Wind energy software
Specialized wind energy software applications aid in the development and operation of wind farms.
Pre-feasibility and feasibility analysis
The RETScreen software wind power model is designed to evaluate energy production and savings, costs, emission reductions, financial viability and risk for central-grid, isolated-grid and off-grid wind energy projects, for multi-turbine and single-turbine hybrid systems. Developed by the Government of Canada, the software is free, multilingual, and includes links to wind energy resource maps.
The Wind Data Generator (WDG) is a Wind Energy Software tool capable of running WRF (Weather Research and Forecasting) model to create a wind atlas and to generate wind data at resolutions of 3 km to 10 km.
Software helps design wind turbines. There are several aero-elastic packages that are used in this design process.
FOCUS6 aids in the design of wind turbines and turbine components such as rotor blades. It was developed by Knowledge Centre Wind turbine Materials and Constructions (WMC) and Energy Research Centre of the Netherlands (ECN).
The National Wind Technology Center (NWTC), a division of the U.S. National Renewable Energy Laboratory (NREL), has developed many packages which are used by turbine manufacturers and researchers. NWTC has developed a suite of turbine design and performance prediction codes which rely on Blade Element Momentum (BEM) theory. WT_Perf uses steady BEM theory to model turbine performance. FAST is a comprehensive aero-elastic simulator which uses unsteady BEM theory to model a turbine as a collection of rigid and flexible bodies in a spatiotemporal field of turbulent flow. Germanischer Lloyd found FAST suitable for "the calculation of onshore wind turbine loads for design and certification."
The open source software QBlade developed by the wind energy research group of Hermann Föttinger Institute of TU Berlin (Chair of Fluid Dynamics) is a BEM code coupled with the airfoil simulation code XFOIL. It allows the user to develop/import airfoil shapes, simulate them and use them for the design and simulation of wind turbine blades/rotors with the use of steady state BEM theory. The software is built with the Qt framework thus it includes a graphical user interface.
The open source software Vortexje, developed by Baayen & Heinz GmbH in Berlin, is an unsteady 3D panel method implementation suitable for dynamic simulation of vertical and horizontal axis wind turbines. Easily coupled with other simulation environments such as Simulink and Dymola, it is suitable for aerodynamic optimization, fluid-structure interaction problems, and unsteady control system simulation.
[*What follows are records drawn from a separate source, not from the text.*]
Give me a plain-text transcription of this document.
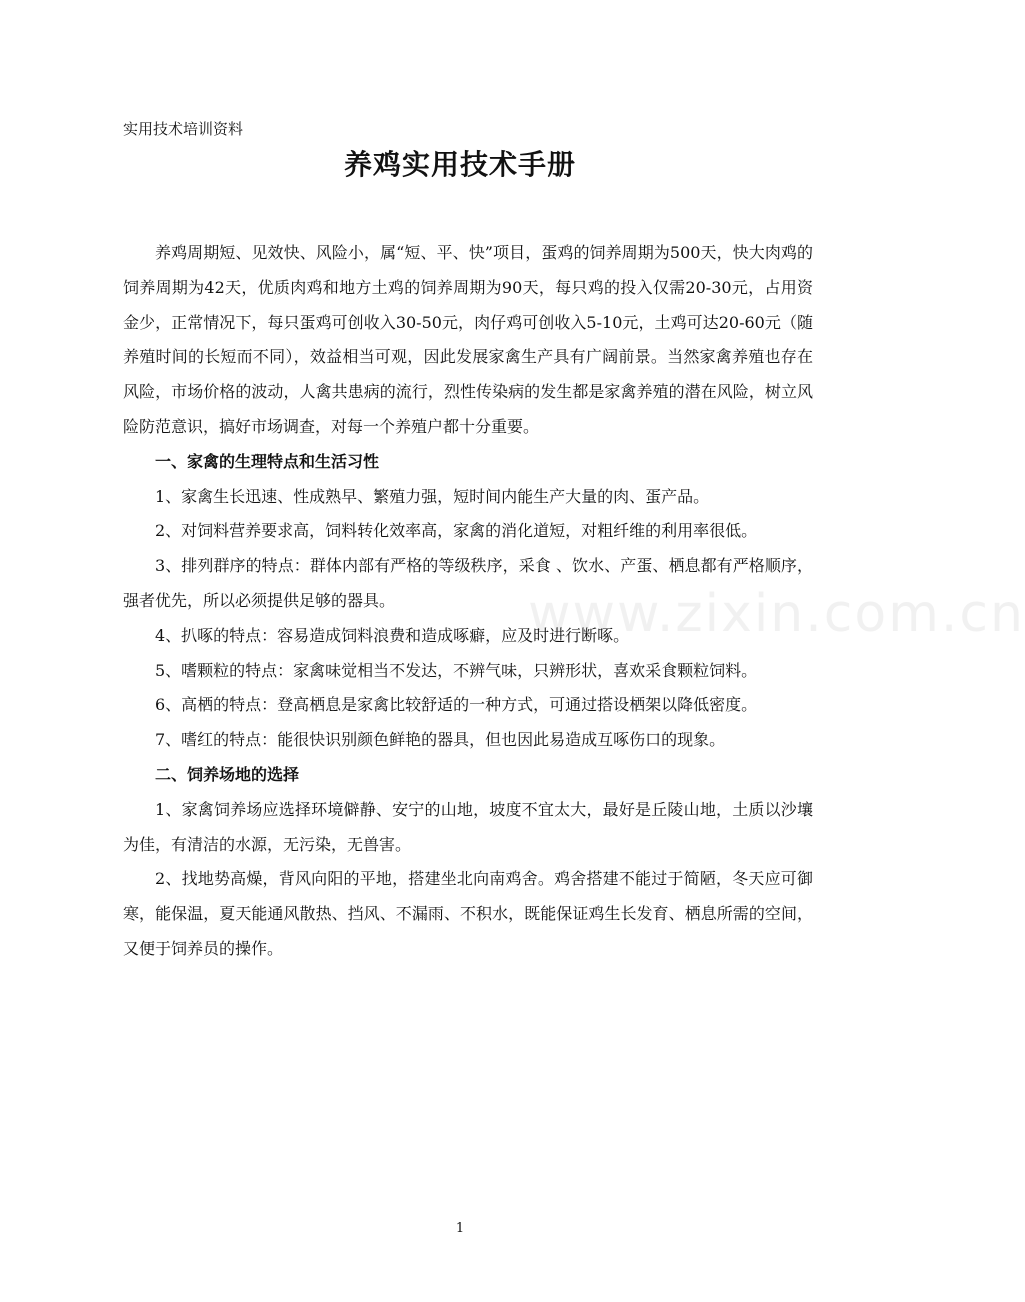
实用技术培训资料
养鸡实用技术手册
www.zixin.com.cn

养鸡周期短、见效快、风险小，属“短、平、快”项目，蛋鸡的饲养周期为500天，快大肉鸡的饲养周期为42天，优质肉鸡和地方土鸡的饲养周期为90天，每只鸡的投入仅需20-30元，占用资金少，正常情况下，每只蛋鸡可创收入30-50元，肉仔鸡可创收入5-10元，土鸡可达20-60元（随养殖时间的长短而不同），效益相当可观，因此发展家禽生产具有广阔前景。当然家禽养殖也存在风险，市场价格的波动，人禽共患病的流行，烈性传染病的发生都是家禽养殖的潜在风险，树立风险防范意识，搞好市场调查，对每一个养殖户都十分重要。

一、家禽的生理特点和生活习性

1、家禽生长迅速、性成熟早、繁殖力强，短时间内能生产大量的肉、蛋产品。

2、对饲料营养要求高，饲料转化效率高，家禽的消化道短，对粗纤维的利用率很低。

3、排列群序的特点：群体内部有严格的等级秩序，采食 、饮水、产蛋、栖息都有严格顺序，强者优先，所以必须提供足够的器具。

4、扒啄的特点：容易造成饲料浪费和造成啄癖，应及时进行断啄。

5、嗜颗粒的特点：家禽味觉相当不发达，不辨气味，只辨形状，喜欢采食颗粒饲料。

6、高栖的特点：登高栖息是家禽比较舒适的一种方式，可通过搭设栖架以降低密度。

7、嗜红的特点：能很快识别颜色鲜艳的器具，但也因此易造成互啄伤口的现象。

二、饲养场地的选择

1、家禽饲养场应选择环境僻静、安宁的山地，坡度不宜太大，最好是丘陵山地，土质以沙壤为佳，有清洁的水源，无污染，无兽害。

2、找地势高燥，背风向阳的平地，搭建坐北向南鸡舍。鸡舍搭建不能过于简陋，冬天应可御寒，能保温，夏天能通风散热、挡风、不漏雨、不积水，既能保证鸡生长发育、栖息所需的空间，又便于饲养员的操作。

1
Wind flow modeling software predicts important wind characteristics at locations where measurements are not available. WAsP was created at Denmarks' Risø National Laboratory. WAsP uses a potential flow model to predict how wind flows over terrain at a site. WindSim, the opensource code ZephyTOOLS and Windie use computational fluid dynamics instead, which are potentially more accurate, but more computationally expensive.
This software simulates wind farm behavior, most importantly to calculate its energy output. The user can usually input wind data, height and roughness contour lines (topography), turbine specifications, background maps, and define environmental restrictions. Processing this information produces the design of a wind farm that maximizes energy production while accounting for restrictions and construction issues. Packages include openWind, WindFarmer, WindPRO, meteodyn WT and WindSim.
Wind farm visualization software graphically presents a proposed wind farm, most importantly for the purpose of obtaining building permits. The primary techniques include photomontages, zone-of-visual-impact maps and three-dimensional visualization (perspective views of the landscape often incorporating aerial photography and including turbines and other objects). Wind farm visualization software includes: openWind and WindPRO.
For existing wind farms, several software systems exist which produce short and medium term forecasts for the generated power (single farms or complete forecast regions) using existing numerical weather prediction data (NWP) and live (SCADA) farm data as input. Examples of numerical weather prediction models used for this purpose are the European HiRLAM (High Resolution Limited Area Model) and the GFS (Global Forecast System) from NOAA.